Anaïs Emery, neue Direktorin des GIFF. © Vincent Calmel

Der Geneva Digital Market öffnet seine Tore und setzt stark auf digitale Kunst. Eine gute Gelegenheit, um über mögliche Brücken zwischen dieser Welt und dem traditionellen audiovisuellen Schaffen nachzudenken.

Worum geht es da schon wieder? XR oder Extended Reality umfasst die Bereiche der virtuellen, erweiterten und gemischten Realität. Solche Arbeiten werden manchmal der Audiovision, manchmal der digitalen Kunst oder aber dem vagen Begriff «neue Technologien» zugeordnet. «Über die Definitionen sind wir uns selbst noch nicht im Klaren», bekennt Anaïs Emery, die nach 20 Jahren an der Spitze des von ihr mitgegründeten Neuchâtel International Fantastic Film Festival ihre erste Ausgabe des Geneva International Film Festival eröffnet. Dieses Bekenntnis ist keine Schwäche, sondern verweist auf ein Hauptmerkmal der Veranstaltung: «Das GIFF bietet Gelegenheit zur Reflexion über das audiovisuelle Schaffen und seine Grenzen, in Achtung seiner reichhaltigen Geschichte: Es hat sich zuerst dem Fernsehen, dann den TV- und Web-Serien geöffnet, und seit einigen Jahren auch der immersiven und interaktiven Kunst.» Neue Formen, die sowohl eigene Formate geschaffen, als auch den Film beeinflusst haben, «der schon immer eine technologiebasierte Kunst war», so die Festivalleiterin.

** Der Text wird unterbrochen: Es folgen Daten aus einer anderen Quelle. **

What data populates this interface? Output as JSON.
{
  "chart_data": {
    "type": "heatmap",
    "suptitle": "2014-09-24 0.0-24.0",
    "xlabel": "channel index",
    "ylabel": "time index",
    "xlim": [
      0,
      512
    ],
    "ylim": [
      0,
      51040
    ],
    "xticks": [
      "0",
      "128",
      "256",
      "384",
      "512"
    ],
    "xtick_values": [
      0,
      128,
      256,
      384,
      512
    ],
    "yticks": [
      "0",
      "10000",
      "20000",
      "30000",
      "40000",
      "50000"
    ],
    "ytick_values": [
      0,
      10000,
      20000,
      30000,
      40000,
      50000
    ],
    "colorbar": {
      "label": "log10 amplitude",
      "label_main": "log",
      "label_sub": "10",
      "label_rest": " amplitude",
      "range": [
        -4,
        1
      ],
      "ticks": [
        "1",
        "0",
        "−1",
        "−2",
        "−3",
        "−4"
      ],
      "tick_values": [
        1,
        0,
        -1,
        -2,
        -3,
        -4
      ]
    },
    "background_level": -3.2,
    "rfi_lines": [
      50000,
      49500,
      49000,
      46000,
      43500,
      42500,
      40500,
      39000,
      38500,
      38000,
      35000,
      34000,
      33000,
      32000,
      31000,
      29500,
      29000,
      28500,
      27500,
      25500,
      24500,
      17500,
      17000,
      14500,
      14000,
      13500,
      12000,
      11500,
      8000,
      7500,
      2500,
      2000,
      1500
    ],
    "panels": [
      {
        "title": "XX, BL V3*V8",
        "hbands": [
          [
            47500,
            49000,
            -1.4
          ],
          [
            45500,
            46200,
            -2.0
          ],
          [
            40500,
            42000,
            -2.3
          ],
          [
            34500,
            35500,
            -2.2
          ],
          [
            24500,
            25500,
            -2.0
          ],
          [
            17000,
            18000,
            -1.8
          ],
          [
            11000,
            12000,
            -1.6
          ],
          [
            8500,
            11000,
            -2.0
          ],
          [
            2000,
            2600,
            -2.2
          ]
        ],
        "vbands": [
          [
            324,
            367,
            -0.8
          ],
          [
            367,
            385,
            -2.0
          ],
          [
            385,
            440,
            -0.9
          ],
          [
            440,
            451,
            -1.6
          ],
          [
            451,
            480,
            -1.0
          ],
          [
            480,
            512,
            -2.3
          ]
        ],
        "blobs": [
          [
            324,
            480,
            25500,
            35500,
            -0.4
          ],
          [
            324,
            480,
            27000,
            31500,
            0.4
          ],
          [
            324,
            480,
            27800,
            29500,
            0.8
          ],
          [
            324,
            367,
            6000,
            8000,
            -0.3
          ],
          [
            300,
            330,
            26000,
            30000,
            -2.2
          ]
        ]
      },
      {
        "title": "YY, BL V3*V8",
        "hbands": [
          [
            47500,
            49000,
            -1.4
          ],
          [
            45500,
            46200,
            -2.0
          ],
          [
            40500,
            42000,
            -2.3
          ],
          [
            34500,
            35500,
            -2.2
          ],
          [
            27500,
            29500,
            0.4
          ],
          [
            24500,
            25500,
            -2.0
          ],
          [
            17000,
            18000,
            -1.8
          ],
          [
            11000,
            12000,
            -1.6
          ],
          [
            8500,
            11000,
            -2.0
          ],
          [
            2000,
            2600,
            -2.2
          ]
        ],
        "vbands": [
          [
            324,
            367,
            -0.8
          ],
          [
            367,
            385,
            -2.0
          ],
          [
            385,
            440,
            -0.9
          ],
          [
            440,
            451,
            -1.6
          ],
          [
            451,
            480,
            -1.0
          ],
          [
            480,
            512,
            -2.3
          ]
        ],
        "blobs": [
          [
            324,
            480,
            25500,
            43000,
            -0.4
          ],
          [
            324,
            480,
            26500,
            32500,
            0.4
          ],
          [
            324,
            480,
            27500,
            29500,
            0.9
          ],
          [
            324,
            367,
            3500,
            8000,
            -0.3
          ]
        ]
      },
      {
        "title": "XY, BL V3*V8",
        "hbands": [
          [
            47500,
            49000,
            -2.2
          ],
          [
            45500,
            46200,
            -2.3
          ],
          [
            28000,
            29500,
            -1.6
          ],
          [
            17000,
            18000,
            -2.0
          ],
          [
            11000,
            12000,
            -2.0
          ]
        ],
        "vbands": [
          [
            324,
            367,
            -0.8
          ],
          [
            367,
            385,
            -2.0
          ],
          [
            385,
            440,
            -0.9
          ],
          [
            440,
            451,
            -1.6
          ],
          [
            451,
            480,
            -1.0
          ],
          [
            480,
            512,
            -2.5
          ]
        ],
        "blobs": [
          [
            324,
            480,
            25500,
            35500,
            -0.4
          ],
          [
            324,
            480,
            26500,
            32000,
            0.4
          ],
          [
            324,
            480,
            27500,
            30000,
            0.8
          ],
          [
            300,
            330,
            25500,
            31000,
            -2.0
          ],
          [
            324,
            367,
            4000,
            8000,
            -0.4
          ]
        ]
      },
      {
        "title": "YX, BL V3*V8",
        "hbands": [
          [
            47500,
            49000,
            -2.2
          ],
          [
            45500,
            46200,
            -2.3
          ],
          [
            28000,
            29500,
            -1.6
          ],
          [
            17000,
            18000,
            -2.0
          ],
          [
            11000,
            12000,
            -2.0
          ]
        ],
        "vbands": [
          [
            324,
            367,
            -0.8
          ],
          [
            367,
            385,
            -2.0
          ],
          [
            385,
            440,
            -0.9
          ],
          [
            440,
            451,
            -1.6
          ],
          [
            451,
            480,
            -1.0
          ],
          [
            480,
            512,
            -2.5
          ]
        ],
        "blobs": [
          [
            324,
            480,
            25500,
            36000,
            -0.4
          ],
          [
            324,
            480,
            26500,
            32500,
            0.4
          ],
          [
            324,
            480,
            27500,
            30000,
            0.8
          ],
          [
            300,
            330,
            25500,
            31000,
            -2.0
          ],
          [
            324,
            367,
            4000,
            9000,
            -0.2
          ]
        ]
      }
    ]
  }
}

Während Serien und Filme zunehmend via Streaming konsumiert werden und das Verhalten des Publikums sich wandelt, eröffnen immersive und interaktive Werke der audiovisuellen Branche Möglichkeiten, die über ihr traditionelles System hinausgehen. Die Pandemie hat verdeutlicht, dass Veränderung ein Dauerzustand ist: «Es wird immer Neues geben». Nutzen wir es also!

 

Zwei Welten verbinden

Digitale Werke nehmen im Programm des Genfer Festivals einen wichtigen Platz ein, sowohl im eigenen internationalen Wettbewerb als auch im Markt, «der für unsere Überlegungen von zentraler Bedeutung ist». Nach seiner Einführung 2013 war der Markt zunächst fast ausschliesslich der Strukturierung der XR-Welt gewidmet. Das neue Team entwickelt ihn nun weiter und setzt vermehrt auf die Verbindung zwischen XR und traditionellem audiovisuellen Schaffen – zwei Welten, die noch zu oft weit voneinander entfernt oder gar komplett getrennt sind: «Wir möchten den etablierten Produktionsfirmen zeigen, dass sich hier neue kommerzielle und künstlerische Möglichkeiten auftun. In aller Bescheidenheit, denn niemand kann genau vorhersagen, in welche Richtung die digitale Kunst sich entwickeln wird.»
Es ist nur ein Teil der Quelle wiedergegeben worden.